According to Europe Patent Office’s annual report in 2015, Philips has become NO 1 (2402 units) who has the most submitter of patents application ahead of Samsung (2366 units) and LG (2091 units). These included a number of patents application of 721, 483 and 195 in medical technology, digital communication and computer technology respectively. There is powerful evidence to show a firm’s innovation capability that a company possesses. Therefore, large companies such as Philips have been found to utilize their brand image to gain customer patronage. By delivering further, they develop more positive image. Besides, patents can be licensed to other partners for a profit margin. For instance, Philips launched ‘LED licensing program’ for its portfolio of patents related to LEDs and SSL. In this paradigm, more than 230 companies around the world signed up for this licensing program and this contributes to more patents licensing fee obtained by Philips (Whitaker, 2012).
In this schema, enterprises exploit advantages that patents create and develop huge value. This is followed by ensuring that the requirement must protect the patents. Patents application must be published and ensured that the rights remain to the parent company that had originally developed the product. Infringement is increasingly becoming common. Philips took litigation against Nintendo Co.’s Wii motion controller technology in 2014; it alleged that Nintendo replicated technology that emulated user’s real-life actions in-game. The second infringement is user interfaces aimed to be navigated by utilization of a pointing device such as Wii Remote. Philips has been pursuing litigation against Nintendo in UK, France, Germany and US consecutively between the years of 2012 and 2014. However, on 2nd December, they both published a statement that reaches an accommodation to cross-license portions of each other’s patent portfolios. This statement did not refer to other clause and compensation fund. Even though Philips obtain some compensation privately from Nintendo, spending more than 2 years in litigation for them is time-consuming and in the process of taking action against Nitendo is also consuming amount of money. Therefore, the risk of applying patents is not ignored by enterprises. There is wastage of resources that can be prevented by the company.

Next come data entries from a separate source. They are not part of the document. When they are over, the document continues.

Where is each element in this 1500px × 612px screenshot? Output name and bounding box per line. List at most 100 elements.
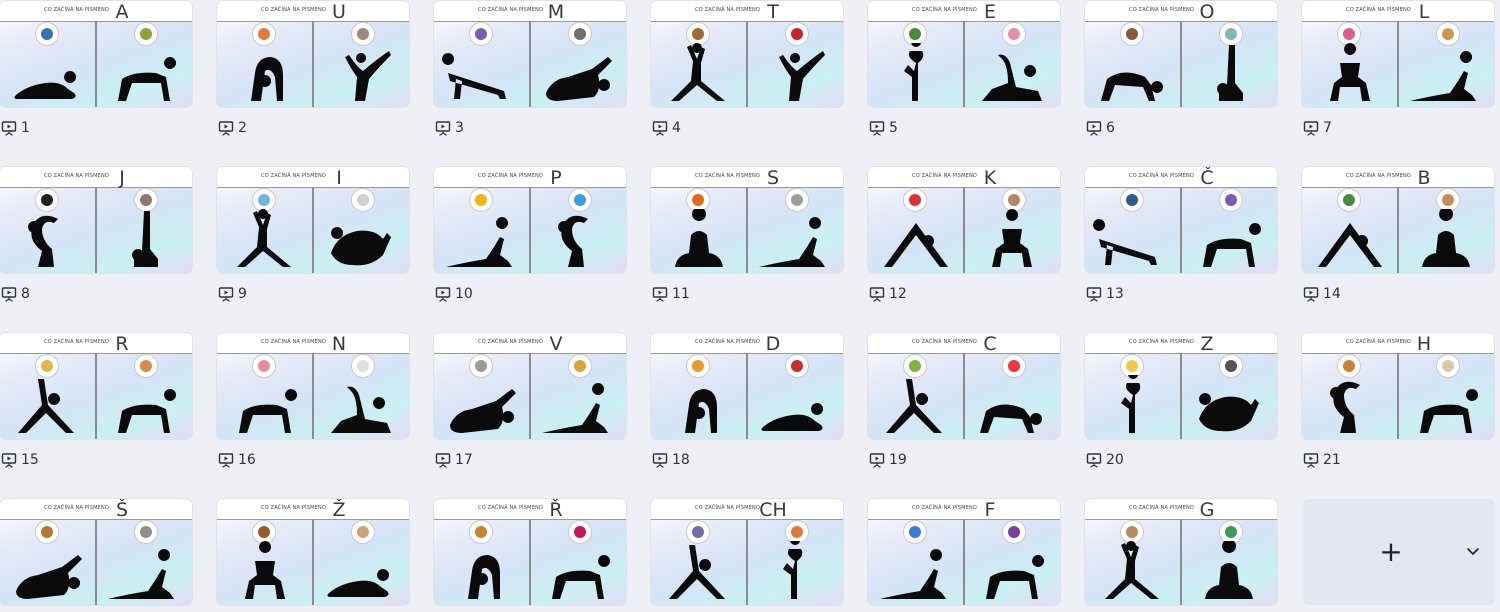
slide-thumbnail[interactable]: CO ZAČÍNÁ NA PÍSMENO Ř <box>434 499 626 605</box>
yoga-pose-plow <box>450 389 516 433</box>
slide-divider <box>963 187 965 273</box>
slide-banner: CO ZAČÍNÁ NA PÍSMENO L <box>1302 1 1494 23</box>
banner-text: CO ZAČÍNÁ NA PÍSMENO <box>695 173 761 179</box>
slide-thumbnail[interactable]: CO ZAČÍNÁ NA PÍSMENO Č <box>1085 167 1277 273</box>
slide-banner: CO ZAČÍNÁ NA PÍSMENO C <box>868 333 1060 355</box>
slide-thumbnail[interactable]: CO ZAČÍNÁ NA PÍSMENO Z <box>1085 333 1277 439</box>
slide-divider <box>963 353 965 439</box>
heart-icon <box>1008 360 1020 372</box>
slide-banner: CO ZAČÍNÁ NA PÍSMENO K <box>868 167 1060 189</box>
slide-banner: CO ZAČÍNÁ NA PÍSMENO D <box>651 333 843 355</box>
slide-thumbnail[interactable]: CO ZAČÍNÁ NA PÍSMENO U <box>217 1 409 107</box>
flower-icon <box>1343 28 1355 40</box>
slide-meta: 16 <box>218 451 256 469</box>
lavender-icon <box>1225 194 1237 206</box>
slide-meta: 18 <box>652 451 690 469</box>
chevron-down-icon[interactable] <box>1465 543 1481 559</box>
presentation-slide-icon <box>652 287 668 302</box>
yoga-pose-plow <box>546 57 612 101</box>
bus-icon <box>574 360 586 372</box>
yoga-pose-backbend <box>1330 381 1360 433</box>
banner-text: CO ZAČÍNÁ NA PÍSMENO <box>44 339 110 345</box>
pose-silhouette <box>1093 219 1157 265</box>
yoga-pose-lotus <box>1205 541 1253 599</box>
slide-meta: 19 <box>869 451 907 469</box>
yoga-pose-cat <box>118 389 177 433</box>
slide-thumbnail[interactable]: CO ZAČÍNÁ NA PÍSMENO I <box>217 167 409 273</box>
slide-thumbnail[interactable]: CO ZAČÍNÁ NA PÍSMENO F <box>868 499 1060 605</box>
slide-thumbnail[interactable]: CO ZAČÍNÁ NA PÍSMENO R <box>0 333 192 439</box>
banner-text: CO ZAČÍNÁ NA PÍSMENO <box>912 7 978 13</box>
yoga-pose-plow <box>16 555 82 599</box>
pose-silhouette <box>980 404 1043 433</box>
slide-meta: 4 <box>652 119 681 137</box>
slide-thumbnail[interactable]: CO ZAČÍNÁ NA PÍSMENO K <box>868 167 1060 273</box>
slide-item: CO ZAČÍNÁ NA PÍSMENO R 15 <box>0 333 192 468</box>
hat-icon <box>357 194 369 206</box>
pose-silhouette <box>18 379 74 433</box>
yoga-pose-cobra <box>446 217 512 267</box>
yoga-pose-shoulderstand <box>1217 45 1243 101</box>
presentation-slide-icon <box>435 287 451 302</box>
slide-number: 12 <box>889 286 907 302</box>
slide-grid: CO ZAČÍNÁ NA PÍSMENO A 1 CO ZAČÍNÁ NA PÍSME… <box>0 0 1500 612</box>
slide-letter: H <box>1416 333 1432 355</box>
slide-thumbnail[interactable]: CO ZAČÍNÁ NA PÍSMENO T <box>651 1 843 107</box>
slide-item: CO ZAČÍNÁ NA PÍSMENO CH <box>651 499 843 605</box>
slide-thumbnail[interactable]: CO ZAČÍNÁ NA PÍSMENO M <box>434 1 626 107</box>
pose-silhouette <box>1217 45 1243 101</box>
slide-thumbnail[interactable]: CO ZAČÍNÁ NA PÍSMENO Š <box>0 499 192 605</box>
yoga-pose-shoulderstand <box>132 211 158 267</box>
pose-silhouette <box>759 217 825 267</box>
pose-silhouette <box>992 209 1032 267</box>
yoga-pose-cat <box>1420 389 1479 433</box>
presentation-slide-icon <box>652 121 668 136</box>
yoga-pose-sidebend <box>331 386 391 433</box>
slide-thumbnail[interactable]: CO ZAČÍNÁ NA PÍSMENO G <box>1085 499 1277 605</box>
slide-thumbnail[interactable]: CO ZAČÍNÁ NA PÍSMENO O <box>1085 1 1277 107</box>
yoga-pose-warrior <box>237 209 291 267</box>
slide-divider <box>963 519 965 605</box>
slide-number: 15 <box>21 452 39 468</box>
llama-icon <box>1442 360 1454 372</box>
slide-thumbnail[interactable]: CO ZAČÍNÁ NA PÍSMENO L <box>1302 1 1494 107</box>
presentation-slide-icon <box>869 453 885 468</box>
slide-thumbnail[interactable]: CO ZAČÍNÁ NA PÍSMENO H <box>1302 333 1494 439</box>
slide-thumbnail[interactable]: CO ZAČÍNÁ NA PÍSMENO C <box>868 333 1060 439</box>
slide-thumbnail[interactable]: CO ZAČÍNÁ NA PÍSMENO CH <box>651 499 843 605</box>
yoga-pose-forward <box>685 389 717 433</box>
pose-silhouette <box>669 545 725 599</box>
slide-number: 3 <box>455 120 464 136</box>
pose-silhouette <box>331 227 391 266</box>
slide-thumbnail[interactable]: CO ZAČÍNÁ NA PÍSMENO P <box>434 167 626 273</box>
slide-divider <box>1180 519 1182 605</box>
banner-text: CO ZAČÍNÁ NA PÍSMENO <box>1129 505 1195 511</box>
slide-item: CO ZAČÍNÁ NA PÍSMENO O 6 <box>1085 1 1277 136</box>
leek-icon <box>909 360 921 372</box>
slide-thumbnail[interactable]: CO ZAČÍNÁ NA PÍSMENO V <box>434 333 626 439</box>
pose-silhouette <box>108 549 174 599</box>
slide-thumbnail[interactable]: CO ZAČÍNÁ NA PÍSMENO S <box>651 167 843 273</box>
slide-item: CO ZAČÍNÁ NA PÍSMENO U 2 <box>217 1 409 136</box>
slide-thumbnail[interactable]: CO ZAČÍNÁ NA PÍSMENO J <box>0 167 192 273</box>
slide-thumbnail[interactable]: CO ZAČÍNÁ NA PÍSMENO A <box>0 1 192 107</box>
slide-thumbnail[interactable]: CO ZAČÍNÁ NA PÍSMENO N <box>217 333 409 439</box>
pose-silhouette <box>1105 541 1159 599</box>
slide-thumbnail[interactable]: CO ZAČÍNÁ NA PÍSMENO B <box>1302 167 1494 273</box>
plus-icon[interactable]: + <box>1371 532 1411 572</box>
slide-banner: CO ZAČÍNÁ NA PÍSMENO G <box>1085 499 1277 521</box>
banner-text: CO ZAČÍNÁ NA PÍSMENO <box>1346 173 1412 179</box>
slide-item: CO ZAČÍNÁ NA PÍSMENO Z 20 <box>1085 333 1277 468</box>
slide-thumbnail[interactable]: CO ZAČÍNÁ NA PÍSMENO Ž <box>217 499 409 605</box>
slide-banner: CO ZAČÍNÁ NA PÍSMENO Z <box>1085 333 1277 355</box>
slide-thumbnail[interactable]: CO ZAČÍNÁ NA PÍSMENO D <box>651 333 843 439</box>
slide-thumbnail[interactable]: CO ZAČÍNÁ NA PÍSMENO E <box>868 1 1060 107</box>
yoga-pose-forward <box>251 57 283 101</box>
add-slide-tile[interactable]: + <box>1303 499 1495 605</box>
pose-silhouette <box>14 71 77 99</box>
presentation-slide-icon <box>869 287 885 302</box>
bear-icon <box>1126 526 1138 538</box>
yoga-pose-cobra <box>880 549 946 599</box>
cat-icon <box>791 194 803 206</box>
slide-number: 16 <box>238 452 256 468</box>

In 1980s, most of large enterprises were not willing to share R&D with other competitors. They implemented complete control for innovation. They developed products internally for intellectual property and retained within the firm until they released these new products on the market. This process can be regard as the closed innovation paradigm (Almirall and Masanell, 2010). It led the fact that large firms’ core research division monopolized industry innovation activities, and it also established that the number of America large enterprises received 64% of the total number of patents in the US in 1964. However, this schema of over-emphasis on self-research and strict control by closed innovation is leading to barriers faced by firms that relying on internal resources to implement high cost innovation activities is difficult to adapt rapid development of market demand and increasingly fierce competition among enterprises. Companies cannot be closed and expect to grow. According to this system, open innovation gradually becomes predominant model to enterprises innovation. This is to ensure that there is a healthy balance.